Well, buat saya pribadi, pertama kalinya kedatangan seorang presiden untuk menemui dan berbicara dengan Orang Rimba adalah berkah luar biasa bagi Orang Rimba setelah dilupakan bertahun-tahun. Saat ini permasalahan terbesar Orang Rimba adalah hilangnya hutan untuk mencari kehidupan dan menjalankan adat mereka. Mereka juga butuh akses yang setara pada layanan kesehatan, pendidikan, dan hukum. Terlepas dari pro dan kontra terhadap tawaran solusi dari Jokowi yang dianggap belum mengakomodir aspek adat dan budaya dan akar permasalahan Orang Rimba, dan apa rencana kontigensi bagi Orang Rimba bila di masa yang akan datang hutan sudah tidak ada lagi, setidaknya pintu dialog itu sudah dibuka.
Q: Eh, balik ke pertanyaan awal, jadi kira-kira foto-foto itu asli tidak sih?
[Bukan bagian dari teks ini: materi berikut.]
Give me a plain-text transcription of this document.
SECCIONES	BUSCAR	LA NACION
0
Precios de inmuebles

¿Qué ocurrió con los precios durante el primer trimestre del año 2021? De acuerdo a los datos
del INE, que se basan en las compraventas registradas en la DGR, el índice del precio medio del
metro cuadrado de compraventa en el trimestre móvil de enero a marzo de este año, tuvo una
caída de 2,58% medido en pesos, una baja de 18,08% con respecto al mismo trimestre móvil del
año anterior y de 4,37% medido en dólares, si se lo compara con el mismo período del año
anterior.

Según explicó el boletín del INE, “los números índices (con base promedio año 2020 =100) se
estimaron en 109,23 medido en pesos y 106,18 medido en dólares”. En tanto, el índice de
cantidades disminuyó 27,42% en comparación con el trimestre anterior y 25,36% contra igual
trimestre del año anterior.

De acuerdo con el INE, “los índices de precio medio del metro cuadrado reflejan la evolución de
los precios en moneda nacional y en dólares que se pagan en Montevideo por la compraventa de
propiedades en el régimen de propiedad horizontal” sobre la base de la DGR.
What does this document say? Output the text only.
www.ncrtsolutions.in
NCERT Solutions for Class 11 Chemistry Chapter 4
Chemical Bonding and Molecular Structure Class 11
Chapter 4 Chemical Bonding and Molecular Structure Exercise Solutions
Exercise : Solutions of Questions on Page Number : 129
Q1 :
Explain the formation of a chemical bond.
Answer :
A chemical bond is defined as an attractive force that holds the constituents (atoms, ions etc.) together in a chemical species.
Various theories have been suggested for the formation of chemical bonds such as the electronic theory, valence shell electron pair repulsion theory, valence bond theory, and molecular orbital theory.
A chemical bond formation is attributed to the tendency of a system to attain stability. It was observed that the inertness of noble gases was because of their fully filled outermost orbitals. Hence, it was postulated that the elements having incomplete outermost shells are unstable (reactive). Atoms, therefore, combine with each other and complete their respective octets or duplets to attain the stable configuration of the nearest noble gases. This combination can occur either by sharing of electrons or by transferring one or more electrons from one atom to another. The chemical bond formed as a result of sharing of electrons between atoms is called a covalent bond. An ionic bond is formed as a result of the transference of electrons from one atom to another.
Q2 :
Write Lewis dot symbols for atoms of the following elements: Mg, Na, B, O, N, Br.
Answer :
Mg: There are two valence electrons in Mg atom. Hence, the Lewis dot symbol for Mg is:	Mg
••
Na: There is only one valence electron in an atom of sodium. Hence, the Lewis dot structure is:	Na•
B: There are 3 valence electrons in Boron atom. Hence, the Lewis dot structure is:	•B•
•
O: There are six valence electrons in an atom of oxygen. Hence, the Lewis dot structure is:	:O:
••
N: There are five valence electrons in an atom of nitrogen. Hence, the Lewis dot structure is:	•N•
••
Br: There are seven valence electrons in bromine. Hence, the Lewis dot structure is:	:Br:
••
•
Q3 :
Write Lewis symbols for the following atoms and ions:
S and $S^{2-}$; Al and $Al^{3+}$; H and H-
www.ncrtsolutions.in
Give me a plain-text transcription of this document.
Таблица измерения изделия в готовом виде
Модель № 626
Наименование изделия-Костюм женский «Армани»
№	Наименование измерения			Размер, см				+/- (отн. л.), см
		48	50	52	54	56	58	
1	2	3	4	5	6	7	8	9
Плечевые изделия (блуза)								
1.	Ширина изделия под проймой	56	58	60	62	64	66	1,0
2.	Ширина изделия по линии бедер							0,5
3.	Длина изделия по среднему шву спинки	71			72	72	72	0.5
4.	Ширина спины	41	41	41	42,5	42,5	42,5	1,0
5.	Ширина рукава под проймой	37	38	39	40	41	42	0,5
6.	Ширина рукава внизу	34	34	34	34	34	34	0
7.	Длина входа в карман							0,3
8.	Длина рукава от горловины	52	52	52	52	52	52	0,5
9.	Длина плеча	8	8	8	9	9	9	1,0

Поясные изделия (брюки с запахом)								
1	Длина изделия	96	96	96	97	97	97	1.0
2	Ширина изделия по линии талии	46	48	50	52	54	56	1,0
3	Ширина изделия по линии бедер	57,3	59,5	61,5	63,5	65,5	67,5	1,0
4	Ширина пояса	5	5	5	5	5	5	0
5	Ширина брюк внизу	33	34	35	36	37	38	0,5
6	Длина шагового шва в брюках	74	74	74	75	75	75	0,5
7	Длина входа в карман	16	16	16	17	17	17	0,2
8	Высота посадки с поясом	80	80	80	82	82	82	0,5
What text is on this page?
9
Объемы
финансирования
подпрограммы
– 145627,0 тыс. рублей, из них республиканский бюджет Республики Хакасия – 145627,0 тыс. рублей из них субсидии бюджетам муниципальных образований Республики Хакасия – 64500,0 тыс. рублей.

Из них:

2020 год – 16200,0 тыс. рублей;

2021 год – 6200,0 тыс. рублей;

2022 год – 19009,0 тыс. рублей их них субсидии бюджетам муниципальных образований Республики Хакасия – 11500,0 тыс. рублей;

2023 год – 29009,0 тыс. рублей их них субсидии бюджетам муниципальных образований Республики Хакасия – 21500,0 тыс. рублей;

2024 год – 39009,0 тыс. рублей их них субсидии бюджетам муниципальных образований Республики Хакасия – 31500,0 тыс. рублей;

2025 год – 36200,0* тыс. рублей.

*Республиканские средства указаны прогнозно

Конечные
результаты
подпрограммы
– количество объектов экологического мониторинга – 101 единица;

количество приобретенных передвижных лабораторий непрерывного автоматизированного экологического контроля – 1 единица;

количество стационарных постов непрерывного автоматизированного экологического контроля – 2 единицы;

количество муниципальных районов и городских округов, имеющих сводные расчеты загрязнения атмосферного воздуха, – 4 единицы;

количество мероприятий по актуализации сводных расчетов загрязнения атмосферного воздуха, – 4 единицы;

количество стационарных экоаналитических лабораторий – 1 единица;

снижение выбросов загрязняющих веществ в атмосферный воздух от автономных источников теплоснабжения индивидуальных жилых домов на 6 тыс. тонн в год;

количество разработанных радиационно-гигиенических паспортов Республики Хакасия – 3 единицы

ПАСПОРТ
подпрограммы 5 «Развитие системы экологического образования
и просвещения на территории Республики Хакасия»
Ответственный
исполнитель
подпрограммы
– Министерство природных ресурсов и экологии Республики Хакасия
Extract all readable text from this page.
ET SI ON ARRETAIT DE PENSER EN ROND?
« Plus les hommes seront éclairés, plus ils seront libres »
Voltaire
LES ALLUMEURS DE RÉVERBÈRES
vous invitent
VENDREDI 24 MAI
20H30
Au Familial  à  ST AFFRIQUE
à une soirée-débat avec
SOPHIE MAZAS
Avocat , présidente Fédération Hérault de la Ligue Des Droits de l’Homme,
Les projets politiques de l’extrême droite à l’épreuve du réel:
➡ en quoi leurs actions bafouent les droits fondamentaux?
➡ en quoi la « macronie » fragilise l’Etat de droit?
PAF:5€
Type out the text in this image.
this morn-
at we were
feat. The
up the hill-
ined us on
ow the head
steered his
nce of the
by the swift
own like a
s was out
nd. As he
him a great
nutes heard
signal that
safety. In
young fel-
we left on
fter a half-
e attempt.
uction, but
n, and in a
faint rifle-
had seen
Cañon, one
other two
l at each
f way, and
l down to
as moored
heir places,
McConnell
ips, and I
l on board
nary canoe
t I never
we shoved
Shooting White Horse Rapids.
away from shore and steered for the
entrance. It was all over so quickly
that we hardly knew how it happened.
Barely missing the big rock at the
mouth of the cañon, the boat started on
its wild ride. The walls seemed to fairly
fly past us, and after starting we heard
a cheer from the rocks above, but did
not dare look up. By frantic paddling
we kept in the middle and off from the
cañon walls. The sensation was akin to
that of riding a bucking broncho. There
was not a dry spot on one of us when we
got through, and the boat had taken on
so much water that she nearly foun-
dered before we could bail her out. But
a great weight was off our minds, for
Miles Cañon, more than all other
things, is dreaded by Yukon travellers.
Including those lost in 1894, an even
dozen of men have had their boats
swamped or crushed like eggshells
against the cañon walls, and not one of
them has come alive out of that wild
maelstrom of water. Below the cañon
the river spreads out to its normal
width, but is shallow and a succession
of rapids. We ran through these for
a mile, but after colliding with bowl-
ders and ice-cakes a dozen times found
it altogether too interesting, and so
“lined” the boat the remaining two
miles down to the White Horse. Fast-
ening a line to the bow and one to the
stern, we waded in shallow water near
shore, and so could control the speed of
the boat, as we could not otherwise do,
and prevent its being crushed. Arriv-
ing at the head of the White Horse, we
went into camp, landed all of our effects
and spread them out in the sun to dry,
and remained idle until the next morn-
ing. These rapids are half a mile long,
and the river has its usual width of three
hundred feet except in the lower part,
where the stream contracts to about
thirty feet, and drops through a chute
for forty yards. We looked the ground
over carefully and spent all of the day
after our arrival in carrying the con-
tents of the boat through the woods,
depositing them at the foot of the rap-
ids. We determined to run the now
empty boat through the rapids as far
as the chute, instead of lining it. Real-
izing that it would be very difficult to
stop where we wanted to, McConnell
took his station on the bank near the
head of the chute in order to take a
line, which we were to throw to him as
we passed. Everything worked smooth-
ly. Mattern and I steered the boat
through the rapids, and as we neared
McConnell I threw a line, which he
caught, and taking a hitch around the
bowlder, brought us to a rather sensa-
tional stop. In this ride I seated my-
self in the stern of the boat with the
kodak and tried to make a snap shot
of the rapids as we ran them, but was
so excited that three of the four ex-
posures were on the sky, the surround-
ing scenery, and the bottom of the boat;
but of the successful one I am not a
A: Kalau saya lihat foto-fotonya dan membandingkan dengan pengalaman (saya pernah melakukan pendampingan kapasitas ekonomi Orang Rimba kerjasama sebuah universitas dan NGO di Jambi), so far yakin kalau itu memang foto asli, baik Jokowi–nya (bukan Jokowi jadi-jadian) dan Orang Rimba-nya juga asli kok. santai aja.
Q: Tapi gw masih tidak percaya. Gimana donk?
A: Gak pa pa! Kepo itu baik! Artinya anda berbakat sebagai peneliti, wartawan, atau petualang. Yang paling afdol memang membuktikan sendiri. Kalau selama ini backpacker-an ke Bali atau Lombok, bagaimana kalau sekarang backpacker-an ke Jambi? Saat bus anda menyusuri perkebunan sawit di Jambi, dan menemukan sekelompok orang dibawah pohon sawit dengan tenda seadanya, mungkin anda sudah menemukan Orang Rimba.
Ingin bertemu Orang Rimba di lokasi foto2 itu? Rutenya mudah. Naik pesawat/bus ke kota Jambi. Dari Kota Jambi naik travel ke Kabupaten Sarolangun. Dari pusat kota Sarolangun gunakan angkot atau ojek ke Desa Suban atau SPI dimana anda bisa mengakses pintu masuk ke Taman Nasional Bukit Dua Belas. Jangan lupa mengurus SIMAKSI buat yang mau masuk taman nasional. Jangan nyampah di taman nasional. Jangan nekat masuk kalau tidak pegang SIMAKSI.
Nb: karena ini wilayah endemik malaria, jangan lupa minum obat malaria dan berkonsultasi dengan dokter pribadi sebelum berangkat.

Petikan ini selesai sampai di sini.